И вдруг могучая волна тепла прокатилась по городку, вал горячего воздуха захлестнул его, будто нечаянно оставили открытой дверь пекарни. Зной омывал дома, кусты, детей. Сосульки срывались с крыш, разбивались и таяли. Двери распахнулись. Окна раскрылись. Дети скинули свитера. Мамаши сбросили медвежье обличье. Снег испарился, и на газонах показалась прошлогодняя жухлая трава.
Ракетное лето. Из уст в уста с ветром из дома в открытый дом - два слова: Ракетное лето. Жаркий, как дыхание пустыни, воздух переиначивал морозные узоры на окнах, слизывал хрупкие кружева. Лыжи и санки вдруг стали не нужны. Снег, падавший на городок с холодного неба, превращался в горячий дождь, не долетев до земли.
Ракетное лето. Высунувшись с веранд под дробную капель, люди смотрели вверх на алеющее небо.

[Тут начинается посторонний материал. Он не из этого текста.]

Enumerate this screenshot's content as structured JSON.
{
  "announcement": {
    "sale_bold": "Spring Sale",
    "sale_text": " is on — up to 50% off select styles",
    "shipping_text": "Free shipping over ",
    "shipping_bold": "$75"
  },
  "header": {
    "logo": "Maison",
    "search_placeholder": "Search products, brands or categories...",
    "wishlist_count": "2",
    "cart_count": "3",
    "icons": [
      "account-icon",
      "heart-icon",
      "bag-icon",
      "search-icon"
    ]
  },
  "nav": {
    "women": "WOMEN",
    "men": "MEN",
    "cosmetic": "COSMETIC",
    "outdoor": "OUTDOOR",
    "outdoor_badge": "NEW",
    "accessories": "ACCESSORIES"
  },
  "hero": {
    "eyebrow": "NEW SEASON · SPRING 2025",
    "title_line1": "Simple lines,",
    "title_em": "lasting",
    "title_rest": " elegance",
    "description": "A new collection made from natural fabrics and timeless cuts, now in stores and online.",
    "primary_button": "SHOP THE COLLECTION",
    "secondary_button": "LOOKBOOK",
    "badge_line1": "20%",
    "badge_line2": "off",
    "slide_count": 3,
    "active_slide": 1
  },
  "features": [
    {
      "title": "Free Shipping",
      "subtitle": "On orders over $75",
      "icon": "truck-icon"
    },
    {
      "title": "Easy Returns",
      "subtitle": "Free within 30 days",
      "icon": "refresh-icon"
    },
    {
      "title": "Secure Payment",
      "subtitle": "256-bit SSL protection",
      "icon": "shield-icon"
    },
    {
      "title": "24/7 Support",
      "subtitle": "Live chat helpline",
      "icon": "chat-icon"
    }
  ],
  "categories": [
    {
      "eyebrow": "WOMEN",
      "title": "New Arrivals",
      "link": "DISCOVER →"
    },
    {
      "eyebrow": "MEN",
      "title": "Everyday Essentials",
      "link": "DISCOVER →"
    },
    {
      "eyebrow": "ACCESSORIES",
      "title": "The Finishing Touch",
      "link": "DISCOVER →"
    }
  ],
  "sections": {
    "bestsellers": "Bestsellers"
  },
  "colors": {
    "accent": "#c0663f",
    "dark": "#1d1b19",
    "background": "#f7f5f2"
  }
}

Ракета стояла на космодроме, испуская розовые клубы огня и печного жара. В стуже зимнего утра ракета творила лето каждым выдохом своих мощных дюз. Ракета делала погоду, и на короткий миг во всей округе воцарилось лето…
Февраль 1999
Илла
Они жили на планете Марс, в доме с хрустальными колоннами, на берегу высохшего моря, и по утрам можно было видеть, как миссис К ест золотые плоды, растущие из хрустальных стен, или наводит чистоту, рассыпая пригоршнями магнитную пыль, которую горячий ветер уносил вместе с сором. Под вечер, когда древнее море было недвижно и знойно, и винные деревья во дворе стояли в оцепенении, и старинный марсианский городок вдали весь уходил в себя и никто не выходил на улицу, мистера К можно было видеть в его комнате, где он читал металлическую книгу, перебирая пальцами выпуклые иероглифы, точно струны арфы. И книга пела под его рукой, певучий голос древности повествовал о той поре, когда море алым туманом застилало берега и древние шли на битву, вооруженные роями металлических шершней и электрических пауков.
Мистер и миссис К двадцать лет прожили на берегу мертвого моря, и их отцы и деды тоже жили в этом доме, который поворачивался, подобно цветку, вслед за солнцем, вот уже десять веков.
Мистер и миссис К были еще совсем не старые. У них была чистая, смуглая кожа настоящих марсиан, глаза желтые, как золотые монеты, тихие мелодичные голоса. Прежде они любили писать картины химическим пламенем, любили плавать в каналах в то время года, когда винные деревья наполняли их зеленой влагой, а потом до рассвета разговаривать под голубыми светящимися портретами в комнате для бесед.
Теперь они уже не были счастливы.
В то утро миссис К, словно вылепленная из желтого воска, стояла между колоннами, прислушиваясь к зною бесплодных песков, устремленная куда-то вдаль.
Что-то должно было произойти.
Она ждала.
Она смотрела на голубое марсианское небо так, словно оно могло вот-вот поднатужиться, сжаться и исторгнуть на песок сверкающее чудо.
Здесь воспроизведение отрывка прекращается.